One of the more interesting things about names is to discover how many other people have the same one as you; thanks to the Internet, finding them is a little easier these days. It's a little-known fact that many web-savvy creative types sometimes indulge in what's known as "egosurfing", which Wired's Jargon Watch defines as "scanning the net, databases, print media, research papers, and so on, looking for references to one's own name."

vertumnus coverTake a moment and try it - type your name into a search engine and watch what arises. I discovered that the owner of www.jswallow.com is an award-winning photographer in Florida, and that there are other mes who are teachers, biologists, cricketers and corporate execs. One is a noted mountaineer who tackled Everest; some other Jim Swallow also kindly paid to have our collective moniker etched on NASA's Stardust comet probe, so even if I never get to leave the planet, at least my name has. I also share my initials with Babylon 5 creator J. Michael Straczynski, which is sometimes irksome when I'm reading articles on the show that constanly refer to him as 'JMS'. The downside, at least for me, is that certain practices mean many hits with my surname in them are not exactly the kind of site I'd like to be associated with…
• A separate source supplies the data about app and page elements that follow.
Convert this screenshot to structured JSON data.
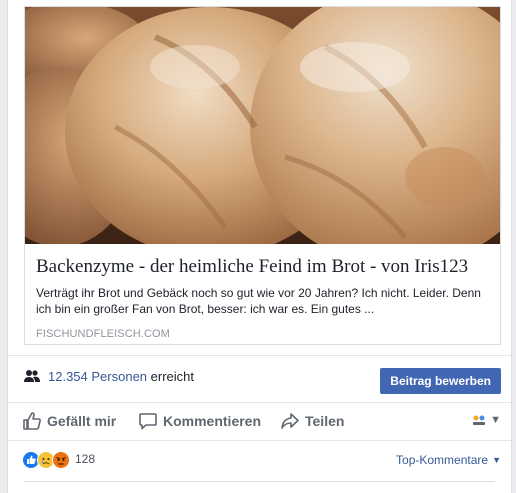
{
  "link_preview": {
    "title": "Backenzyme - der heimliche Feind im Brot - von Iris123",
    "description": "Verträgt ihr Brot und Gebäck noch so gut wie vor 20 Jahren? Ich nicht. Leider. Denn ich bin ein großer Fan von Brot, besser: ich war es. Ein gutes ...",
    "domain": "FISCHUNDFLEISCH.COM"
  },
  "reach": {
    "count": "12.354",
    "people_label": "Personen",
    "suffix": "erreicht",
    "boost_button": "Beitrag bewerben"
  },
  "actions": {
    "like": "Gefällt mir",
    "comment": "Kommentieren",
    "share": "Teilen"
  },
  "reactions": {
    "count": "128",
    "types": [
      "like-icon",
      "sad-icon",
      "angry-icon"
    ],
    "sort_label": "Top-Kommentare"
  },
  "colors": {
    "link": "#365899",
    "button": "#4267b2",
    "gray_text": "#606770"
  }
}
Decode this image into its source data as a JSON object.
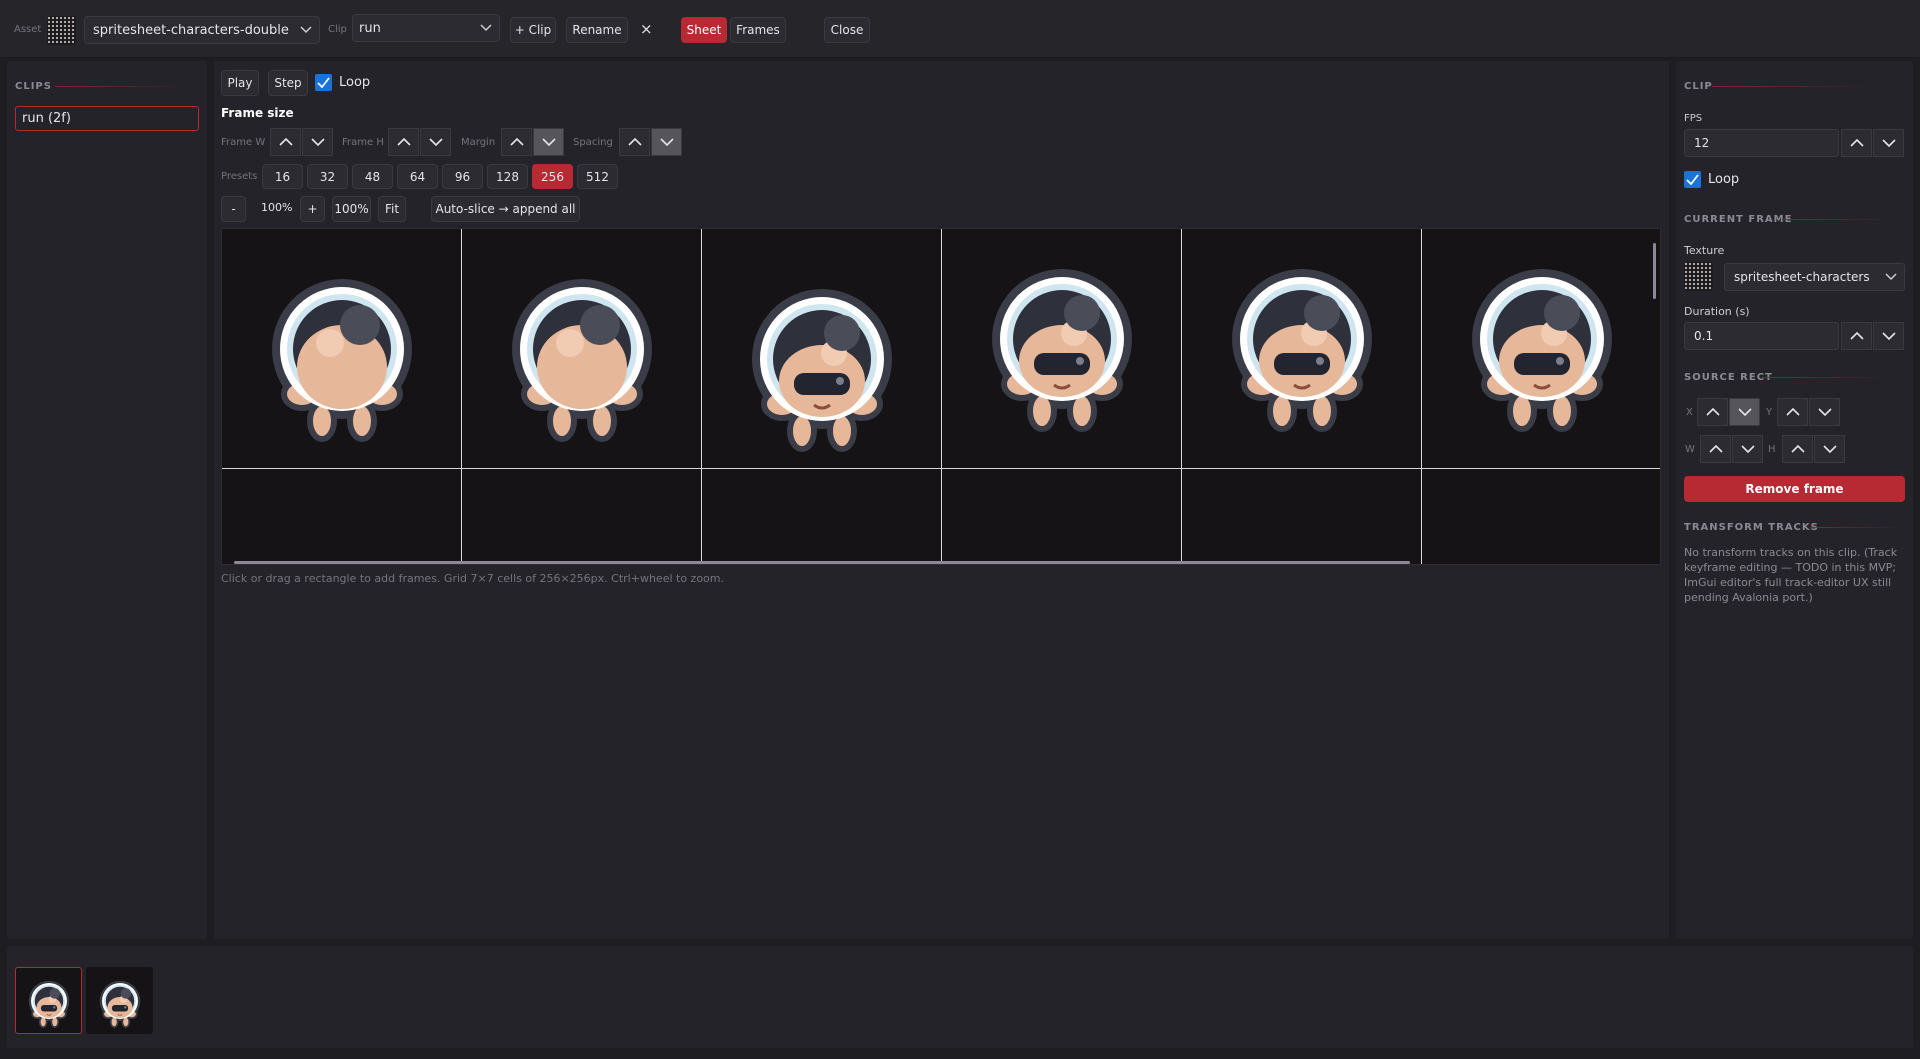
{
  "topbar": {
    "asset_label": "Asset",
    "asset_value": "spritesheet-characters-double",
    "clip_label": "Clip",
    "clip_value": "run",
    "add_clip": "+ Clip",
    "rename": "Rename",
    "delete": "×",
    "tab_sheet": "Sheet",
    "tab_frames": "Frames",
    "close": "Close"
  },
  "clips_panel": {
    "title": "CLIPS",
    "items": [
      {
        "label": "run  (2f)"
      }
    ]
  },
  "playback": {
    "play": "Play",
    "step": "Step",
    "loop": "Loop",
    "loop_checked": true
  },
  "frame_size": {
    "title": "Frame size",
    "frame_w": "Frame W",
    "frame_h": "Frame H",
    "margin": "Margin",
    "spacing": "Spacing",
    "presets_label": "Presets",
    "presets": [
      "16",
      "32",
      "48",
      "64",
      "96",
      "128",
      "256",
      "512"
    ],
    "active_preset": "256"
  },
  "zoom": {
    "minus": "-",
    "value": "100%",
    "plus": "+",
    "reset": "100%",
    "fit": "Fit",
    "auto_slice": "Auto-slice → append all"
  },
  "sheet": {
    "rows_visible": 2,
    "cols_visible": 6,
    "hint": "Click or drag a rectangle to add frames. Grid 7×7 cells of 256×256px. Ctrl+wheel to zoom."
  },
  "clip_panel": {
    "title": "CLIP",
    "fps_label": "FPS",
    "fps_value": "12",
    "loop": "Loop",
    "loop_checked": true,
    "current_frame_title": "CURRENT FRAME",
    "texture_label": "Texture",
    "texture_value": "spritesheet-characters",
    "duration_label": "Duration (s)",
    "duration_value": "0.1",
    "source_rect_title": "SOURCE RECT",
    "x_label": "X",
    "y_label": "Y",
    "w_label": "W",
    "h_label": "H",
    "remove_frame": "Remove frame",
    "transform_title": "TRANSFORM TRACKS",
    "transform_text": "No transform tracks on this clip. (Track keyframe editing — TODO in this MVP; ImGui editor's full track-editor UX still pending Avalonia port.)"
  },
  "colors": {
    "accent": "#b82a33",
    "checkbox": "#1a73d9",
    "background": "#1e1d21",
    "panel": "#24232a"
  },
  "icons": {
    "chevron": "chevron-down-icon",
    "check": "check-icon",
    "sprite": "astronaut-sprite"
  }
}
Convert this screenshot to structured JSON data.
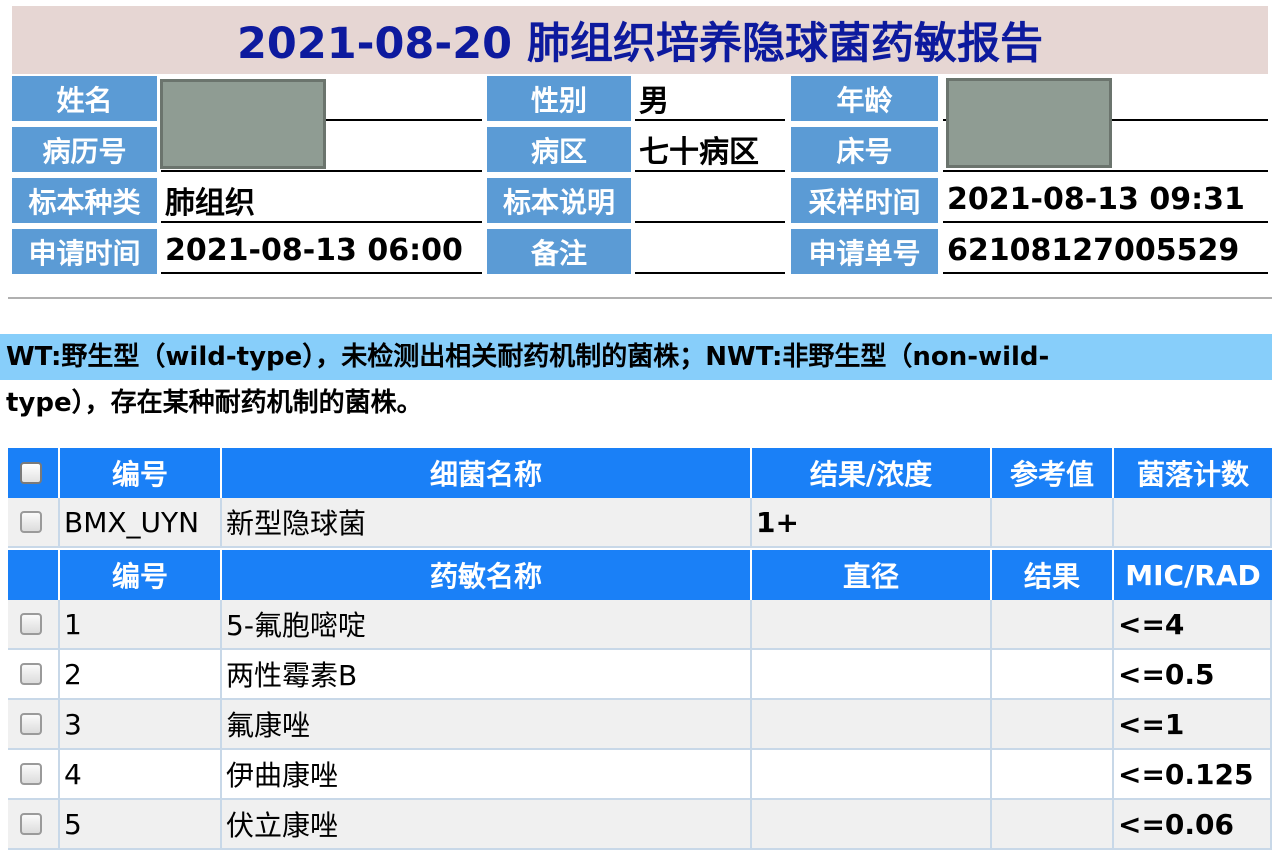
{
  "title": "2021-08-20 肺组织培养隐球菌药敏报告",
  "patient": {
    "name_label": "姓名",
    "name_value": "",
    "gender_label": "性别",
    "gender_value": "男",
    "age_label": "年龄",
    "age_value": "",
    "record_label": "病历号",
    "record_value": "",
    "ward_label": "病区",
    "ward_value": "七十病区",
    "bed_label": "床号",
    "bed_value": "",
    "specimen_type_label": "标本种类",
    "specimen_type_value": "肺组织",
    "specimen_note_label": "标本说明",
    "specimen_note_value": "",
    "sample_time_label": "采样时间",
    "sample_time_value": "2021-08-13 09:31",
    "request_time_label": "申请时间",
    "request_time_value": "2021-08-13 06:00",
    "remark_label": "备注",
    "remark_value": "",
    "request_no_label": "申请单号",
    "request_no_value": "62108127005529"
  },
  "legend": {
    "line1": "WT:野生型（wild-type），未检测出相关耐药机制的菌株；NWT:非野生型（non-wild-",
    "line2": "type），存在某种耐药机制的菌株。"
  },
  "bacteria_header": [
    "编号",
    "细菌名称",
    "结果/浓度",
    "参考值",
    "菌落计数"
  ],
  "bacteria_rows": [
    {
      "id": "BMX_UYN",
      "name": "新型隐球菌",
      "result": "1+",
      "reference": "",
      "count": ""
    }
  ],
  "drug_header": [
    "编号",
    "药敏名称",
    "直径",
    "结果",
    "MIC/RAD"
  ],
  "drug_rows": [
    {
      "id": "1",
      "name": "5-氟胞嘧啶",
      "diameter": "",
      "result": "",
      "mic": "<=4"
    },
    {
      "id": "2",
      "name": "两性霉素B",
      "diameter": "",
      "result": "",
      "mic": "<=0.5"
    },
    {
      "id": "3",
      "name": "氟康唑",
      "diameter": "",
      "result": "",
      "mic": "<=1"
    },
    {
      "id": "4",
      "name": "伊曲康唑",
      "diameter": "",
      "result": "",
      "mic": "<=0.125"
    },
    {
      "id": "5",
      "name": "伏立康唑",
      "diameter": "",
      "result": "",
      "mic": "<=0.06"
    }
  ]
}
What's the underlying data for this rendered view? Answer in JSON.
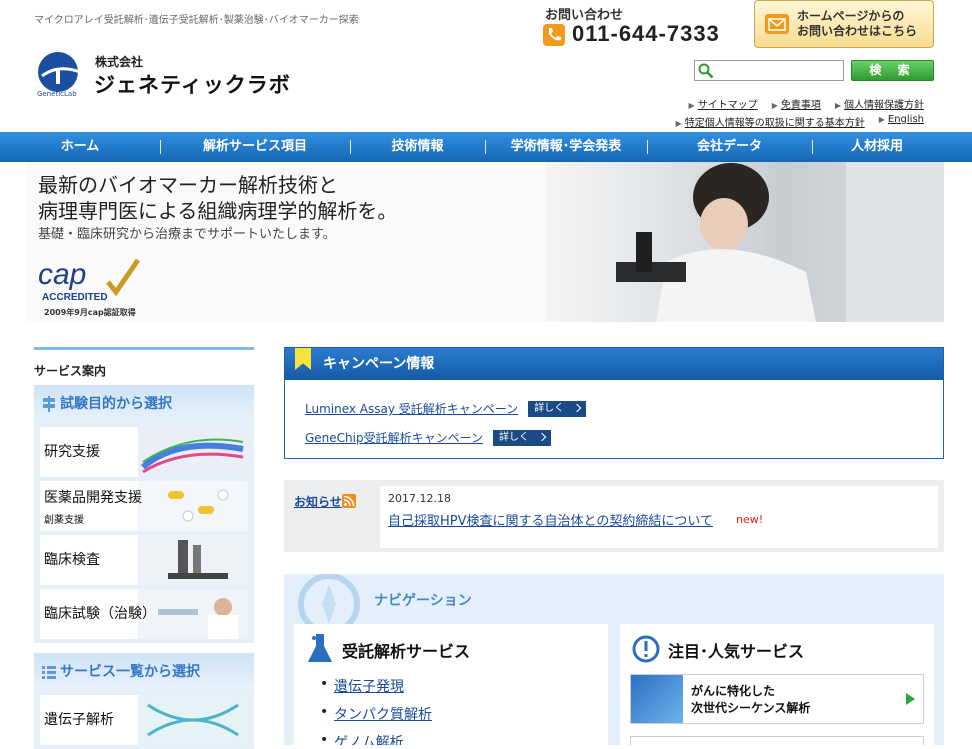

But by far the strangest namey thing to happen to me is the Cocktail Cigarettes story. It's an odd piece of synchronicity, almost Fortean in its gentle weirdness, and all true. Some time back, a writer friend of mine named Peter J. Evans recommended a book to me in the strongest possible terms, insisting that I read it. The Coming of Vertumnus is a short story collection by British author Ian Watson, a man whom I had never met and as far as I know, was utterly unaware of my existence; in it was a story called 'The Odour of Cocktail Cigarettes'. It's a pretty stock SF plot, about aliens arriving on present-day Earth in order to see if humankind is evolved enough to join the galaxy at large, and as the tale unfolds these beings set a test that a group of specialists must complete. These specialists include a mathematician, a spiritualist, a military cryptographer and so on, but the tale itself is narrated by a science fiction writer named James Swallow. Pretty spooky, eh? You can imagine the hairs standing up on the back of my neck as I read on. Watson goes on to use a place I've frequently visited (Las Vegas) as a setting and even gets my favourite colour right. The fictional me does smoke, while I don't, but I admit that I would light up a Sobranie if it meant saving humanity.

I've decided that one day I'll have to return the favour and write a SF author named Ian Watson into one of my stories, just for karmic symmetry. I sometimes wonder what I'd say to Ian if I met him at a party; "Hey, guess what? I'm a character from one of your stories!" I'm sure he'd retort with a deadpan "That's very funny. I've never heard that before."